Importance of Complete Blood Count

This test consists of several parts. Basically, once the test is done, the doctor obtains a complete count of white blood cells in the body, being the entire number of protective cells which attack and destroy any malignant microorganisms present, keeping us safe from illnesses. If the number of these cells is satisfactory, our immune system is fully functional. However, when the number of these cells is elevated or below normal, an infection or some other health problem is affecting our body. These cells are bigger that the red ones, but are present in smaller numbers.

There are several types of white blood cells and the complete blood count differentiates them, providing the health expert important information about the exact state of our immune system.

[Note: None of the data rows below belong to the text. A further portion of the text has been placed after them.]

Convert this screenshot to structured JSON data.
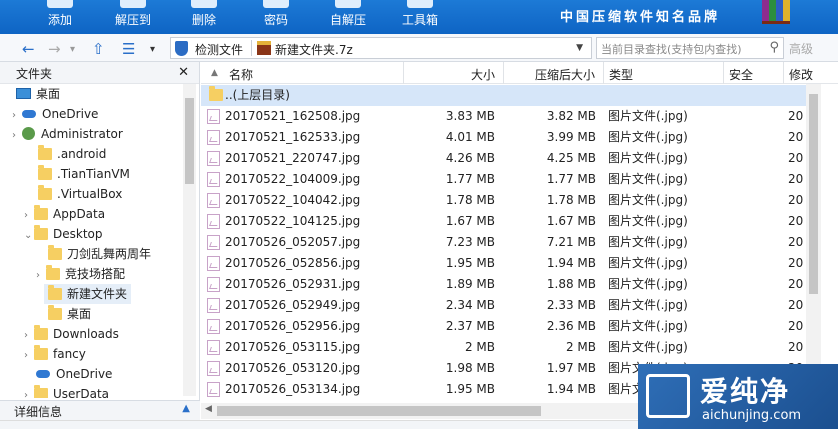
{
  "toolbar": {
    "buttons": [
      "添加",
      "解压到",
      "删除",
      "密码",
      "自解压",
      "工具箱"
    ],
    "brand": "中国压缩软件知名品牌"
  },
  "address": {
    "detect_label": "检测文件",
    "path": "新建文件夹.7z",
    "search_placeholder": "当前目录查找(支持包内查找)",
    "advanced_label": "高级"
  },
  "sidebar": {
    "title": "文件夹",
    "items": [
      {
        "label": "桌面",
        "icon": "desktop-icon"
      },
      {
        "label": "OneDrive",
        "icon": "onedrive-icon"
      },
      {
        "label": "Administrator",
        "icon": "user-icon"
      },
      {
        "label": ".android",
        "icon": "folder-icon"
      },
      {
        "label": ".TianTianVM",
        "icon": "folder-icon"
      },
      {
        "label": ".VirtualBox",
        "icon": "folder-icon"
      },
      {
        "label": "AppData",
        "icon": "folder-icon"
      },
      {
        "label": "Desktop",
        "icon": "folder-icon"
      },
      {
        "label": "刀剑乱舞两周年",
        "icon": "folder-icon"
      },
      {
        "label": "竞技场搭配",
        "icon": "folder-icon"
      },
      {
        "label": "新建文件夹",
        "icon": "folder-icon"
      },
      {
        "label": "桌面",
        "icon": "folder-icon"
      },
      {
        "label": "Downloads",
        "icon": "folder-icon"
      },
      {
        "label": "fancy",
        "icon": "folder-icon"
      },
      {
        "label": "OneDrive",
        "icon": "onedrive-icon"
      },
      {
        "label": "UserData",
        "icon": "folder-icon"
      }
    ],
    "detail_label": "详细信息"
  },
  "list": {
    "columns": [
      "名称",
      "大小",
      "压缩后大小",
      "类型",
      "安全",
      "修改"
    ],
    "parent_label": "..(上层目录)",
    "rows": [
      {
        "name": "20170521_162508.jpg",
        "size": "3.83 MB",
        "packed": "3.82 MB",
        "type": "图片文件(.jpg)",
        "mod": "20"
      },
      {
        "name": "20170521_162533.jpg",
        "size": "4.01 MB",
        "packed": "3.99 MB",
        "type": "图片文件(.jpg)",
        "mod": "20"
      },
      {
        "name": "20170521_220747.jpg",
        "size": "4.26 MB",
        "packed": "4.25 MB",
        "type": "图片文件(.jpg)",
        "mod": "20"
      },
      {
        "name": "20170522_104009.jpg",
        "size": "1.77 MB",
        "packed": "1.77 MB",
        "type": "图片文件(.jpg)",
        "mod": "20"
      },
      {
        "name": "20170522_104042.jpg",
        "size": "1.78 MB",
        "packed": "1.78 MB",
        "type": "图片文件(.jpg)",
        "mod": "20"
      },
      {
        "name": "20170522_104125.jpg",
        "size": "1.67 MB",
        "packed": "1.67 MB",
        "type": "图片文件(.jpg)",
        "mod": "20"
      },
      {
        "name": "20170526_052057.jpg",
        "size": "7.23 MB",
        "packed": "7.21 MB",
        "type": "图片文件(.jpg)",
        "mod": "20"
      },
      {
        "name": "20170526_052856.jpg",
        "size": "1.95 MB",
        "packed": "1.94 MB",
        "type": "图片文件(.jpg)",
        "mod": "20"
      },
      {
        "name": "20170526_052931.jpg",
        "size": "1.89 MB",
        "packed": "1.88 MB",
        "type": "图片文件(.jpg)",
        "mod": "20"
      },
      {
        "name": "20170526_052949.jpg",
        "size": "2.34 MB",
        "packed": "2.33 MB",
        "type": "图片文件(.jpg)",
        "mod": "20"
      },
      {
        "name": "20170526_052956.jpg",
        "size": "2.37 MB",
        "packed": "2.36 MB",
        "type": "图片文件(.jpg)",
        "mod": "20"
      },
      {
        "name": "20170526_053115.jpg",
        "size": "2 MB",
        "packed": "2 MB",
        "type": "图片文件(.jpg)",
        "mod": "20"
      },
      {
        "name": "20170526_053120.jpg",
        "size": "1.98 MB",
        "packed": "1.97 MB",
        "type": "图片文件(.jpg)",
        "mod": "20"
      },
      {
        "name": "20170526_053134.jpg",
        "size": "1.95 MB",
        "packed": "1.94 MB",
        "type": "图片文",
        "mod": "20"
      }
    ]
  },
  "watermark": {
    "title": "爱纯净",
    "url": "aichunjing.com"
  }
}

Besides white blood cells, the CBC also gives information about red blood cell count. These cells have a role of delivering oxygen to our body, spreading it around after collecting it from the lungs. At the same time, they carry carbon dioxide back into the lungs, allowing us to exhale it. Thus, if the count of these cells is too low, we might be lacking oxygen, leading to a state called anemia. However, if the situation takes place the other way around and we have increased count of red blood cells, we might risk forming clots in the capillaries, again affecting the distribution of oxygen in a negative way.

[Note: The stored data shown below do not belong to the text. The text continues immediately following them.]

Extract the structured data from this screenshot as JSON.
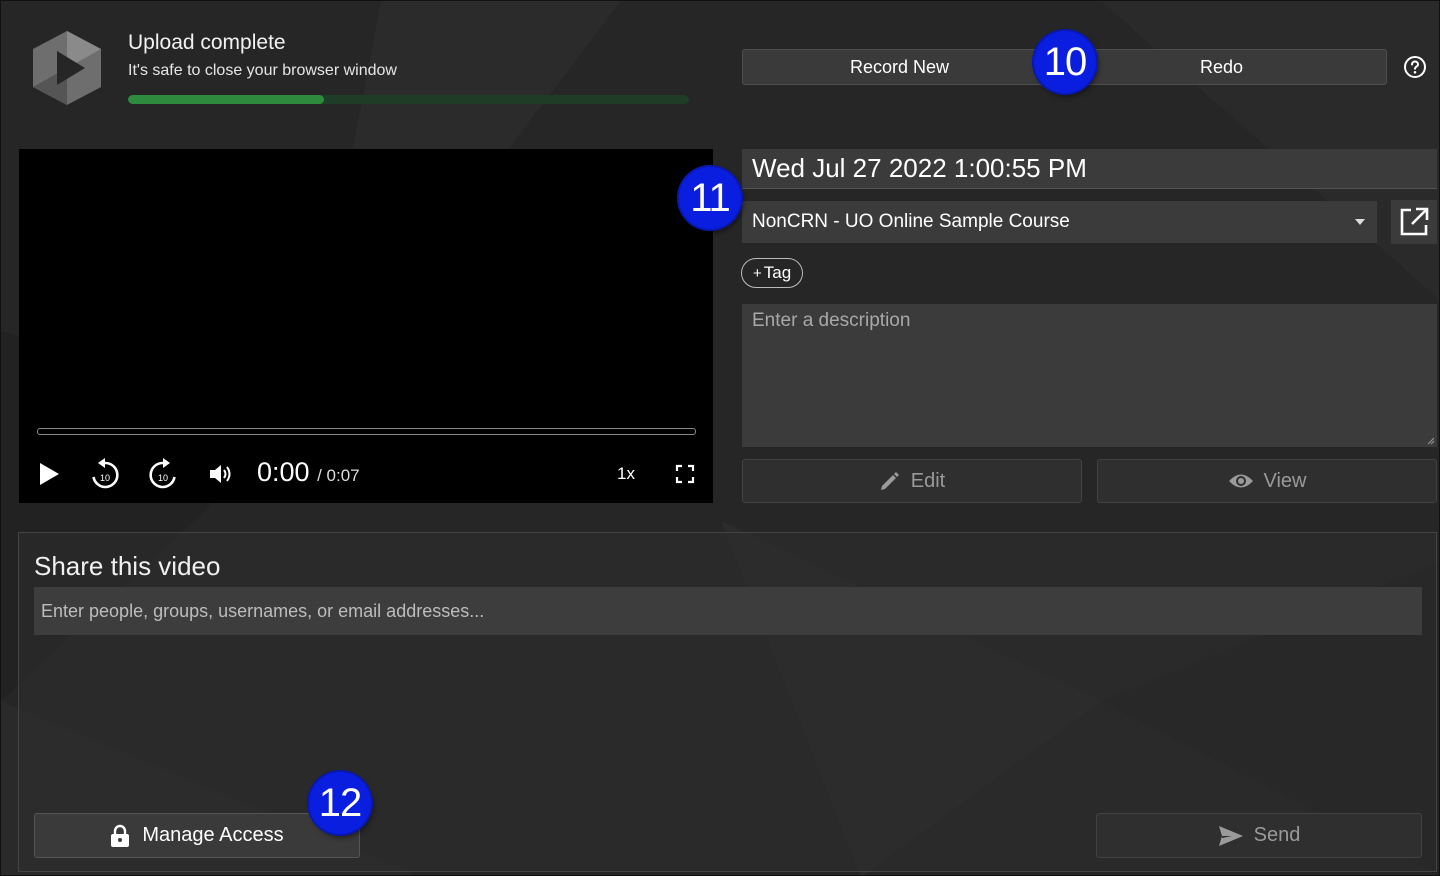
{
  "header": {
    "status_title": "Upload complete",
    "status_subtitle": "It's safe to close your browser window",
    "upload_progress_fraction": 0.35,
    "record_new_label": "Record New",
    "redo_label": "Redo",
    "help_icon": "question-circle-icon"
  },
  "player": {
    "current_time": "0:00",
    "total_time": "/ 0:07",
    "speed": "1x",
    "seek_fraction": 0,
    "icons": [
      "play-icon",
      "rewind-10-icon",
      "forward-10-icon",
      "volume-icon",
      "fullscreen-icon"
    ]
  },
  "details": {
    "title_value": "Wed Jul 27 2022 1:00:55 PM",
    "folder_value": "NonCRN - UO Online Sample Course",
    "tag_label": "Tag",
    "description_placeholder": "Enter a description",
    "edit_label": "Edit",
    "view_label": "View"
  },
  "share": {
    "title": "Share this video",
    "input_placeholder": "Enter people, groups, usernames, or email addresses...",
    "manage_access_label": "Manage Access",
    "send_label": "Send"
  },
  "callouts": [
    "10",
    "11",
    "12"
  ],
  "colors": {
    "background": "#262626",
    "progress_fill": "#2e8b3e",
    "callout_blue": "#0a1ee0"
  }
}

The CBC also assesses the exact amount of space our red blood cells take up in the blood. This information is very important once anemia is being either diagnosed or ruled out. Furthermore, our red blood cells would not be capable of carrying oxygen if there was not for hemoglobin, a molecule involved in the oxygen distribution process, giving these cells their distinctive, red color.

Therefore, as far as red blood cells are concerned, the CBC provides one with all the necessary information for diagnosis of any possible diseases or health problems, taking into consideration all the aspects of these parts of our blood.

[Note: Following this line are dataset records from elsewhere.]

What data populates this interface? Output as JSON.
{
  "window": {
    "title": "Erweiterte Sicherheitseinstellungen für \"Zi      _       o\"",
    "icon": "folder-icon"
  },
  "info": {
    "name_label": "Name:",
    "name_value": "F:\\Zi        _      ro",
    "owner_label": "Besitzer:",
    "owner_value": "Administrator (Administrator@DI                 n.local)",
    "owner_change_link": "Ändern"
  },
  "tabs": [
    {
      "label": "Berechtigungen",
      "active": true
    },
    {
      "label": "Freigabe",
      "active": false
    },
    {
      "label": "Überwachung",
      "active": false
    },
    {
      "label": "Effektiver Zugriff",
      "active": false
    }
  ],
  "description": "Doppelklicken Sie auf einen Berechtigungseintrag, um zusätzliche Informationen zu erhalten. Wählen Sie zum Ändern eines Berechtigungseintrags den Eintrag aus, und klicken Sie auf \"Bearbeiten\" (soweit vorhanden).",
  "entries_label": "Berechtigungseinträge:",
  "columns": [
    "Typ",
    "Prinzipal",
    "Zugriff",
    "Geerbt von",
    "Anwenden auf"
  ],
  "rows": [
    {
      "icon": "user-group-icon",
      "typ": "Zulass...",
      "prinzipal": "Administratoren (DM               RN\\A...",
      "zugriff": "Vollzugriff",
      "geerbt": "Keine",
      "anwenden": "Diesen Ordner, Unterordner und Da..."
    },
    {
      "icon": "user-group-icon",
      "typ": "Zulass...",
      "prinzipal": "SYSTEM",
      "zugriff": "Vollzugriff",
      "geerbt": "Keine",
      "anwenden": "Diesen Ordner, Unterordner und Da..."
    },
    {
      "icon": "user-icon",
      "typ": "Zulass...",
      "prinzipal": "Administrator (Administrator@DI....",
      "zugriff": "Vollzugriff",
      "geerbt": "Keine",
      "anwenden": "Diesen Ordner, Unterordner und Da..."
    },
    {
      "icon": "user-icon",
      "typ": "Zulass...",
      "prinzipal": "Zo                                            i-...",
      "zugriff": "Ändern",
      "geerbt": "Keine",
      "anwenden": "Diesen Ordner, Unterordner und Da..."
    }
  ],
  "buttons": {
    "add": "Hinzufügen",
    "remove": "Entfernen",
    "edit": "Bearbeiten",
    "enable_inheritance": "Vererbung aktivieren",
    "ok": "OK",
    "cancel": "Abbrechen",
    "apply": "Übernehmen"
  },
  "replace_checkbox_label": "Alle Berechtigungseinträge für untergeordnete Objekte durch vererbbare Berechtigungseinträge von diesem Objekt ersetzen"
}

Yet, the power of CBC does not end here, since this test gives many other pieces of important medical information. Namely, it provides with platelet count, or the count of thrombocytes, being the smallest blood cells in our body. These cells fulfill their purpose once we get injured, gathering together at the spot of injury and accumulating in order to form a sticky patch which has the power to discontinue the loss of blood. If we lack these blood constituents, a small cut might be enough to get us killed. However, these tiny cells, when present in high numbers, may lead to problems like hardening of the arteries or formation of blood clots.

All in all, a complete blood test is a tool which can help the doctors find the reasons behind your fatigue, fever, bruising or weight loss, diagnosing anemia, amount of blood loss, infections, blood diseases etc. Also, a CBC can check your blood state, assessing whether you are capable of withstanding a surgery or not and how you are coping with different treatments involving radiation or specific medications. In some cases, the only purpose of a CBC is giving the basic information regarding your overall health during a regular physical exam.

How is Complete Blood Count Done?

The patient does not have to prepare for this test at all. Once you enter the office of your health professional, he/she will wrap an elastic band around your upper arm, blocking the blood flow in order to make veins more visible and easily accessible. Then, he/she will disinfect the area where the needle will pierce through your skin, into the vein. Afterwards, the needle will be inserted, taking a sample of your blood and transferring it into a small container. When enough blood is obtained, the health practitioner will remover the wrap band and put a gauze pad over the place where the needle entered the body, removing the needle. Once the process finishes, you will be advised to hold the gauze pressed a bit until the bleeding stops.

Then, all you have to do is wait for your results. Once the CBC is done, your doctor will explain the processed information and tell you whether you are experiencing some health problems or not.

Complete blood count is a very important form of blood testing, both for the process of medical diagnosis and the development of treatment plans.